Bitcoin failed to hold above the $50,000 mark and was down 4.2% over the past 24 hours.
The largest cryptocurrency was looking weak on Thursday, a day after CEOs from six major crypto firms spoke before the U.S. House of Representatives Financial Services Committee.
The hearing, which clocked in as one of the longest Congressional hearings on crypto, lasted almost five hours. Nearly 40 lawmakers asked questions ranging from specific topics like stablecoin backing to broader areas like use cases in the crypto sector.
Bitcoin and Ethereum saw significant bids being stacked up following the hearing. However, this has since slowed down according to Matthew Dibb, Stack Funds’ chief operating officer.
Ether (ETH), the second largest cryptocurrency by market capitalization, was trading around $4,191 at press time, down 5% over the past 24 hours.
All eyes are currently on the ETH/BTC trading pair, according to Dibb. That’s the ratio between prices for ether and bitcoin, and it’s used to track the relative strength between the two cryptocurrencies.
The ratio rose even when the market crashed last weekend, rising around 13%, reaching a 3 1/2-year high and registering its best weekly performance since May.

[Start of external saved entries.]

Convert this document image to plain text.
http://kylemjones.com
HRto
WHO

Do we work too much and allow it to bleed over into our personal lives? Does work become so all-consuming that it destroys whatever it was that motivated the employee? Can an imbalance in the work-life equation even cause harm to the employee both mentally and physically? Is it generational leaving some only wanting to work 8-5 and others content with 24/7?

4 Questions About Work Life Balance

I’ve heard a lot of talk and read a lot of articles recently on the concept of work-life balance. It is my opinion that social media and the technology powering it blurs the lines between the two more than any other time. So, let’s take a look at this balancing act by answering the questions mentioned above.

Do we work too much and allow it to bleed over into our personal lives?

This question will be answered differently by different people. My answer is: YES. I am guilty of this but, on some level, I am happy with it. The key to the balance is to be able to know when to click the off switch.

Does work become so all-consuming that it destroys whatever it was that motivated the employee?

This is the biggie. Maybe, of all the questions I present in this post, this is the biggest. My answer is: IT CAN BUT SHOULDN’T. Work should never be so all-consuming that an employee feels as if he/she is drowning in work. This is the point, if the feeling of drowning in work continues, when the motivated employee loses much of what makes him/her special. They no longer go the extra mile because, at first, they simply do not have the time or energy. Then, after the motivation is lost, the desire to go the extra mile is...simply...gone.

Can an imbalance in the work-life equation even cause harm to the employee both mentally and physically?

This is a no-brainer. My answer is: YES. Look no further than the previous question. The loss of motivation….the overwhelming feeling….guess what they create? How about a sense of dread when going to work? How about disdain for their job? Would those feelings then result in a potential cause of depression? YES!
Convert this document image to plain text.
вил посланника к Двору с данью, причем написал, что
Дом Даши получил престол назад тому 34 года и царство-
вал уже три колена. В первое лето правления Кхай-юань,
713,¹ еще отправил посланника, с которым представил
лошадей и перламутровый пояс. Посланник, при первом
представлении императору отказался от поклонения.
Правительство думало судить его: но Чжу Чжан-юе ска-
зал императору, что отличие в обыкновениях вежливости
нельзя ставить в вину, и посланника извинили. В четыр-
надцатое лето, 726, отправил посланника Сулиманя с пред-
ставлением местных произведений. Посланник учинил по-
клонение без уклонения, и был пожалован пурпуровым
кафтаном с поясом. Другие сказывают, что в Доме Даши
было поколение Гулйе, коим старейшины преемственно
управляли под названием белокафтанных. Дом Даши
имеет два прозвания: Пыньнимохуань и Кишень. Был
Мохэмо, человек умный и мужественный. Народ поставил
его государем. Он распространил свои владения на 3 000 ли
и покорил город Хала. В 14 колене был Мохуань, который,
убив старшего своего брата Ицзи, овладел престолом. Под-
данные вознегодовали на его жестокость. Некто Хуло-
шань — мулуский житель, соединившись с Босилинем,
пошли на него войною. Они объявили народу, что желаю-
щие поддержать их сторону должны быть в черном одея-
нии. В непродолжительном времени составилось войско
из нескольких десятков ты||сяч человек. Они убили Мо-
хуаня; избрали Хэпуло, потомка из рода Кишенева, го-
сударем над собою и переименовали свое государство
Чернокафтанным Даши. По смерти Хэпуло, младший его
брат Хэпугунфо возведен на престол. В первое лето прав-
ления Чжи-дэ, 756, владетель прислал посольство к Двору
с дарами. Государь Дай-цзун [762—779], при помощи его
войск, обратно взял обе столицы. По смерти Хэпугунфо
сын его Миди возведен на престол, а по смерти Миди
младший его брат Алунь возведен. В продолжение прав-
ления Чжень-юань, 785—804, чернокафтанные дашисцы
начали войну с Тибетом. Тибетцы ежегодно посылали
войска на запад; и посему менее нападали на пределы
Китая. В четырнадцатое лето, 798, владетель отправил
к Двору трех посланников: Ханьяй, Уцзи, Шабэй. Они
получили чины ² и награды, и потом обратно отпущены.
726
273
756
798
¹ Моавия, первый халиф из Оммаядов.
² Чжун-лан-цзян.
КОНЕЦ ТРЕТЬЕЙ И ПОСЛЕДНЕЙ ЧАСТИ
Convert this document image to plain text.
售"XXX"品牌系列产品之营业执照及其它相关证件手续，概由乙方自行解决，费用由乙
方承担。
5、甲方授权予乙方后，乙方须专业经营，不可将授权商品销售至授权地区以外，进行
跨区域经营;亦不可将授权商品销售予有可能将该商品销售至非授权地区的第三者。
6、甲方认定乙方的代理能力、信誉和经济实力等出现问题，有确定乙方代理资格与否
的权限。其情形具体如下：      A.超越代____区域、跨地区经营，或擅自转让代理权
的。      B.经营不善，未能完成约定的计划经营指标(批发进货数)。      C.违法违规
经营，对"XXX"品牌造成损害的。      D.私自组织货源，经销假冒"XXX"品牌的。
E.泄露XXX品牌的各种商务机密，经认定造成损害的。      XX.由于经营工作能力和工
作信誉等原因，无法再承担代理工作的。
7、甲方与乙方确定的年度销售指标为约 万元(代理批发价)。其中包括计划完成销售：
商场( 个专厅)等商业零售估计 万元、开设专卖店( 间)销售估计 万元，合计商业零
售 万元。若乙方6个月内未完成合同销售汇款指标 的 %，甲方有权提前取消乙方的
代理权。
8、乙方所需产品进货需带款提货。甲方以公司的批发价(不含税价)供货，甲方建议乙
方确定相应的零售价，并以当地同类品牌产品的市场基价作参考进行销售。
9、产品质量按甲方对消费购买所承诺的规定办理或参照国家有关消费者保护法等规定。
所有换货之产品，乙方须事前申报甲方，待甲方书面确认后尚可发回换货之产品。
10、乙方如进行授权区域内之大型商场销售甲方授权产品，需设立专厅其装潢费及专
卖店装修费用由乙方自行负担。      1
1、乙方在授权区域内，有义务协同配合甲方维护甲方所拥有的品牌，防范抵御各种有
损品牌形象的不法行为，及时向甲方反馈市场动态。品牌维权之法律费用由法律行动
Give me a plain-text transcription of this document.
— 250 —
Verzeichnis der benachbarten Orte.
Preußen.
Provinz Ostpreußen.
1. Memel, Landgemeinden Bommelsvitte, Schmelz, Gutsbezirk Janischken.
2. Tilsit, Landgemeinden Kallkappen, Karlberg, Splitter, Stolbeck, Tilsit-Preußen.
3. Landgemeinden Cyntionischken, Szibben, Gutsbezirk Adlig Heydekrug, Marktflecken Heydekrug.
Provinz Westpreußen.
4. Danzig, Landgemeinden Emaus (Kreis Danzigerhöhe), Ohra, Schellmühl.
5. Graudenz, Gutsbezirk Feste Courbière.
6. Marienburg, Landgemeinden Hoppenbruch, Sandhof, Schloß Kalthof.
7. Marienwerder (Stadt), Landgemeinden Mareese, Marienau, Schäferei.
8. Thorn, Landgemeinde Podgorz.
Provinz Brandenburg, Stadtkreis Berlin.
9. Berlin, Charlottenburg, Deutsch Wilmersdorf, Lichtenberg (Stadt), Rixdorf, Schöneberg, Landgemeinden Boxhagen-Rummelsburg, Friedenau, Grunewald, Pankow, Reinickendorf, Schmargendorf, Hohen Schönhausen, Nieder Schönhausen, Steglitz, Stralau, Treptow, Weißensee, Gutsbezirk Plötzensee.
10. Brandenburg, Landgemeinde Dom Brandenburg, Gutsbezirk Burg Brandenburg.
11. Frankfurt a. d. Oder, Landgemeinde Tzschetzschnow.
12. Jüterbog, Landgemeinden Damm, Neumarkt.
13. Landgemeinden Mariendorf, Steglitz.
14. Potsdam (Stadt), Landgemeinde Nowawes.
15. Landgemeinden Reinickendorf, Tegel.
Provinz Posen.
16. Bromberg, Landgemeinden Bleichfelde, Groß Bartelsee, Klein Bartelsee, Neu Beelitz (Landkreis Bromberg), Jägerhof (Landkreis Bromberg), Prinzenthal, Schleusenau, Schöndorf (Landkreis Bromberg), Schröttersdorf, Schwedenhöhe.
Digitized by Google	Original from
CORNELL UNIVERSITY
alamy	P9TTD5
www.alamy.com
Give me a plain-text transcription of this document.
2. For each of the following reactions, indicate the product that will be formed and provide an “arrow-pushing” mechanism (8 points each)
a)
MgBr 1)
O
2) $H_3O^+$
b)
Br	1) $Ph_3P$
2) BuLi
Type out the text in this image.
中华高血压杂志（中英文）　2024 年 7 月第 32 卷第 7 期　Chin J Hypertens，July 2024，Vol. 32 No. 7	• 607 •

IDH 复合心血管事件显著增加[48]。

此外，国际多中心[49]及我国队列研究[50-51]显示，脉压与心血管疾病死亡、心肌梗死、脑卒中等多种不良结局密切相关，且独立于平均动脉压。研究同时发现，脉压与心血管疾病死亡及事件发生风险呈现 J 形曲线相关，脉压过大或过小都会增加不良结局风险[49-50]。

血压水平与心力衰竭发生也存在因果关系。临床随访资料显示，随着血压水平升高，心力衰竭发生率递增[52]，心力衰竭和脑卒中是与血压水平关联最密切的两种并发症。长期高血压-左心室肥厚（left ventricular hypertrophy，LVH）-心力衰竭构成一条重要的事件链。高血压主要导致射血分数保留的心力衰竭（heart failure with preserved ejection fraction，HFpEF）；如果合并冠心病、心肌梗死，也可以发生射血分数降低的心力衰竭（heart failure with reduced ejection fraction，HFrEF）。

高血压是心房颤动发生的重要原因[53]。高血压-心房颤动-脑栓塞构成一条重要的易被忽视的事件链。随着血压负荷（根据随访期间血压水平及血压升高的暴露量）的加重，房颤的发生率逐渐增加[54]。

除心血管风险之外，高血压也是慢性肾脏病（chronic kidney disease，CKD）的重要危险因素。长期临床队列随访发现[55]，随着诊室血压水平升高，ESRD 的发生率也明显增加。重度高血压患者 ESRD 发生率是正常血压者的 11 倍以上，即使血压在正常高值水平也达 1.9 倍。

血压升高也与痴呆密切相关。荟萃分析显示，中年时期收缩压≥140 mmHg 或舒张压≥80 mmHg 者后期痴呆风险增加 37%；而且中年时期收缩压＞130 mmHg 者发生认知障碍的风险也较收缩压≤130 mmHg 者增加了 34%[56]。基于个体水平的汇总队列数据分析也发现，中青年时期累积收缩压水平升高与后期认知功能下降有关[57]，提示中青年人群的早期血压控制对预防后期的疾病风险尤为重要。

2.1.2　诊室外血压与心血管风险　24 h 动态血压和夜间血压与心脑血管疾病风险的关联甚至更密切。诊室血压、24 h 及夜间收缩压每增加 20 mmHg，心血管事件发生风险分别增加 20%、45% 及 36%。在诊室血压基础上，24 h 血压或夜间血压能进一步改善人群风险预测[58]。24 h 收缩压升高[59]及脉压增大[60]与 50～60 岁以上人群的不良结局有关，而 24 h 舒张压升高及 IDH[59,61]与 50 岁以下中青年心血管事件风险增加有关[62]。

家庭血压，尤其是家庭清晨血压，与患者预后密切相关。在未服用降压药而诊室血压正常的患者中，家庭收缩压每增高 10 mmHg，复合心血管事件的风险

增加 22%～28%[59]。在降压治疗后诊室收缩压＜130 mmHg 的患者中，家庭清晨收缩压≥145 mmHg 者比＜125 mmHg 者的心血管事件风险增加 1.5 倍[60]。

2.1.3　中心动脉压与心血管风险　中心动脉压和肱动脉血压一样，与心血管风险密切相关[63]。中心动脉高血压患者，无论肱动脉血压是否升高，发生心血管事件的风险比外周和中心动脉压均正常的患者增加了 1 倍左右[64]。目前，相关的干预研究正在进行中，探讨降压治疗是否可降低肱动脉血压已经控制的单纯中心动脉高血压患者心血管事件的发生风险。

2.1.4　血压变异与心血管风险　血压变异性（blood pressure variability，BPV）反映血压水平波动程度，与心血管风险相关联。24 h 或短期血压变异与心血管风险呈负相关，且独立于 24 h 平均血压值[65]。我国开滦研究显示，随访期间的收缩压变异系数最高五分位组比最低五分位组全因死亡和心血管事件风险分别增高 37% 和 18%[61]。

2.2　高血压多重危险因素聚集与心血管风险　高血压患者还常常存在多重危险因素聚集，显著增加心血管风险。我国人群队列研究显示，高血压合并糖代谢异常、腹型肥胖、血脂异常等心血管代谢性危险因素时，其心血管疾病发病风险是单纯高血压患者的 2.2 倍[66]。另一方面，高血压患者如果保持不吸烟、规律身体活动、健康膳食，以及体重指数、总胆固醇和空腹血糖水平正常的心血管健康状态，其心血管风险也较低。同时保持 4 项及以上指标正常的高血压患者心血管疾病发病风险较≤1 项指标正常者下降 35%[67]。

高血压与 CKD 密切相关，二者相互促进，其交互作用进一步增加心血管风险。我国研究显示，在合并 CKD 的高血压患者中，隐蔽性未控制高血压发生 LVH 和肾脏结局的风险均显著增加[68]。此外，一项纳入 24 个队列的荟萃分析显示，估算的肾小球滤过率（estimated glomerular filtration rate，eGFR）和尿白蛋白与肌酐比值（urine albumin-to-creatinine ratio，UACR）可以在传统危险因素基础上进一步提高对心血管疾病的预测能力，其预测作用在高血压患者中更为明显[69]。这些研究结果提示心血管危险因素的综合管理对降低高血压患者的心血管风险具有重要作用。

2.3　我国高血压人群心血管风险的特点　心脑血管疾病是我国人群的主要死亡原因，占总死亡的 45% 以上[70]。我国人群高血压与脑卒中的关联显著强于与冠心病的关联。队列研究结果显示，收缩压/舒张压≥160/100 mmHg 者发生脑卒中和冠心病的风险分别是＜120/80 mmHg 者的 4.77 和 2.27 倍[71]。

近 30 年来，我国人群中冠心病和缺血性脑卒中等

Analysts pointed to several factors to explain the upward trajectory, one of them being Ethereum blockchain’s EIP-1559 upgrade implemented in August. That change has effectively reduced the net new supply of ether from the Ethereum blockchain, and it appeared to help ETH/BTC make gains in a risk-off environment.
“ETH/BTC is showing a huge amount of outperformance since the start of November,” said Dibb.
Dibb said that if this strength continues, traders can expect the ETH/BTC ratio to hit 0.10 in Q1 of 2022. The ratio is currently at 0.8.
For altcoins, XRP was up 3% on the day, Terra’s LUNA by 0.19% and BNB was down 2.11% according to data source Messari.
In traditional markets, U.S. stock futures pointed to a lower open in New York and European equities edged down as investors took into account new restrictions to battle the spread of the Omicron Covid-19 variant.